The fairground has always been a repository of high quality artwork. To be fair there has been some spectacularly bad examples as well which we will touch on in a later post.
In the early days the rides and stalls had ornate, gold leaf lettering, scrolls and swirls in bright colours. Modern attractions tend to be airbrushed, with more neon style colours, and there is a gradual move towards using printed vinyl wraps to allow damaged artwork to be repaired cheaply and quickly.
The first in our series of established artists is the man commonly know as ‘The Master’. Working initially for the ride manufacturer R.J. Lakin & Co, Fred learnt his trade on the companies Arks and Waltzers. His forward thinking style also earnt him the moniker futuristic Fred for his three dimensional lettering and images that were influenced by cinema posters and contemporary films. It was here he met another artist Edwin Hall, that led eventually to the creation of Hall & Fowle, long remembered as perhaps the premier decorators of their era.
Sadly at the start of World War II, Fred was laid off, and ended up working for a time on the railways, and a stint in the army.
Hall & Fowle
After the war, Fred formed a company with Billy Hall, his old colleague Edwin’s brother. They started in a disused tram shed in the South London neighbourhood of Balham. They made a perfect combination, with Hall taking care of the elaborate images and Fowle adding his trademark lettering and scrollwork, along with more abstract designs.

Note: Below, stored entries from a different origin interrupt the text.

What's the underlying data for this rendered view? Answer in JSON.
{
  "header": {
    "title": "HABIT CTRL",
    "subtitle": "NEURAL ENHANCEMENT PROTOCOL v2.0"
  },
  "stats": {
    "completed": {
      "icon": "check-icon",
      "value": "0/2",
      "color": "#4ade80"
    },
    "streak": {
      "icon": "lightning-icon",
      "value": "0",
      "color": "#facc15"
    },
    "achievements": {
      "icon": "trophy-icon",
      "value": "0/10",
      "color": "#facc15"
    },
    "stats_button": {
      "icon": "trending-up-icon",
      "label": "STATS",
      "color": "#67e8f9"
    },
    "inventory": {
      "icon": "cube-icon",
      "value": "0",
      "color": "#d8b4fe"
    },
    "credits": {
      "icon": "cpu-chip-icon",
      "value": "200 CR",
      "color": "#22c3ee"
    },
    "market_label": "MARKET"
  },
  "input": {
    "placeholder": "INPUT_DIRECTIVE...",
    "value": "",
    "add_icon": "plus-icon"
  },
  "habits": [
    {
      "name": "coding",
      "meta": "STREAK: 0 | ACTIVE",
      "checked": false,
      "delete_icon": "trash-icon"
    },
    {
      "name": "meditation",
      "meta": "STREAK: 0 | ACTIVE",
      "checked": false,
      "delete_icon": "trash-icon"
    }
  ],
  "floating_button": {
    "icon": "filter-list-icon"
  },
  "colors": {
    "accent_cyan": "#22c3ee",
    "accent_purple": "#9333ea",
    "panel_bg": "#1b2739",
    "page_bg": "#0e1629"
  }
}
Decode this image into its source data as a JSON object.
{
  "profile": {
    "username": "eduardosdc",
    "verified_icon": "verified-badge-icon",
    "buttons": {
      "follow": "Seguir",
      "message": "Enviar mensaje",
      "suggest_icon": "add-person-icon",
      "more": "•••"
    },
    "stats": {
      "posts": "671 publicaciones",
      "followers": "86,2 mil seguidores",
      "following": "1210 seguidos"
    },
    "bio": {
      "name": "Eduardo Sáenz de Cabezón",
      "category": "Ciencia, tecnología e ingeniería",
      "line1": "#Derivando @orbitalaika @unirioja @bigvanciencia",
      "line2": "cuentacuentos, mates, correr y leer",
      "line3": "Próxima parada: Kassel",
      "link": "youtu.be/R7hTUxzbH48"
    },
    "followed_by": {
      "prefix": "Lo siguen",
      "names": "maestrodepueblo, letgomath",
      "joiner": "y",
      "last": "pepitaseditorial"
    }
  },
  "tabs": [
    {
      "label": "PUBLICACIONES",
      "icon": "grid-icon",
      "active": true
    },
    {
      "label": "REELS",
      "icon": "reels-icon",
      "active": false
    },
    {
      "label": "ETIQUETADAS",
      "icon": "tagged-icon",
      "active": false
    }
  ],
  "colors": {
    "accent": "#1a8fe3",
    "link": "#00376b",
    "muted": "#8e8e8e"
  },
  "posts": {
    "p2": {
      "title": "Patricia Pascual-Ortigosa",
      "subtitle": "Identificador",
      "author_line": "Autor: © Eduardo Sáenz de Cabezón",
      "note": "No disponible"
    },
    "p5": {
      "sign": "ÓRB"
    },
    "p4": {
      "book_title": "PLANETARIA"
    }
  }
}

The pair quickly established themselves as ‘the’ artists in demand. Due to the seasonal nature of the fairground and the need to work mainly during the closed winter season, they worked long hours to keep pace with demand. Their work was noted for Fred’s insistence on only using the best paints, and applying multiple coats, upto 12, to ensure a high quality long lasting finish.
1964 saw Billy Hall stepping down, and Fred Fowle continued on as F.G. Fowle Ltd. The 60’s was an exiting era for the funfair, with bigger, faster rides taking centre stage. This suited Fred, who adapted his style to the emerging psychedelia that was so in vogue. Intense, super bright colours, and innovation such as using metal leaf, overpainted by opaque flamboyant colours gave a metallic sheen to his imagery. Fierce tigers leaping, and winged god Mercury all added to the illusion of speed.
Fred not only pushed the boundaries of what was technically possible, using up to date techniques and materials. He still used his mastery of the traditional style of sweeping brushstrokes and lettering.
Those who had the pleasure of actually knowing him remember him as a polite self effacing gentleman. Who’s biggest achievement was pleasing his customers.
Sadly there is little original artwork left outside of the preservation arena. Carters Steam Fairs have some rides that have kept their original designs, but most rides would have been repainted at least a couple of times since Fred Fowle would worked on them. Trends invariably change. Most modern attractions would have airbrushed artwork, little sports the old lettered styles so prevalent at one time.
In 1983, a few weeks prior to his retiring, Fred sadly suffered a heart attack at Craven Cottage football stadium. Whilst watching his beloved Fulham play. His heartbroken wife ended up burning his collection of drawings and patterns. Ensuring they wouldn’t be used by any other artists.
Within the funfair industry Fred Fowle was, and remains a legend, outside he is little known. Probably because the art world rather snobbily looks down its nose at such things.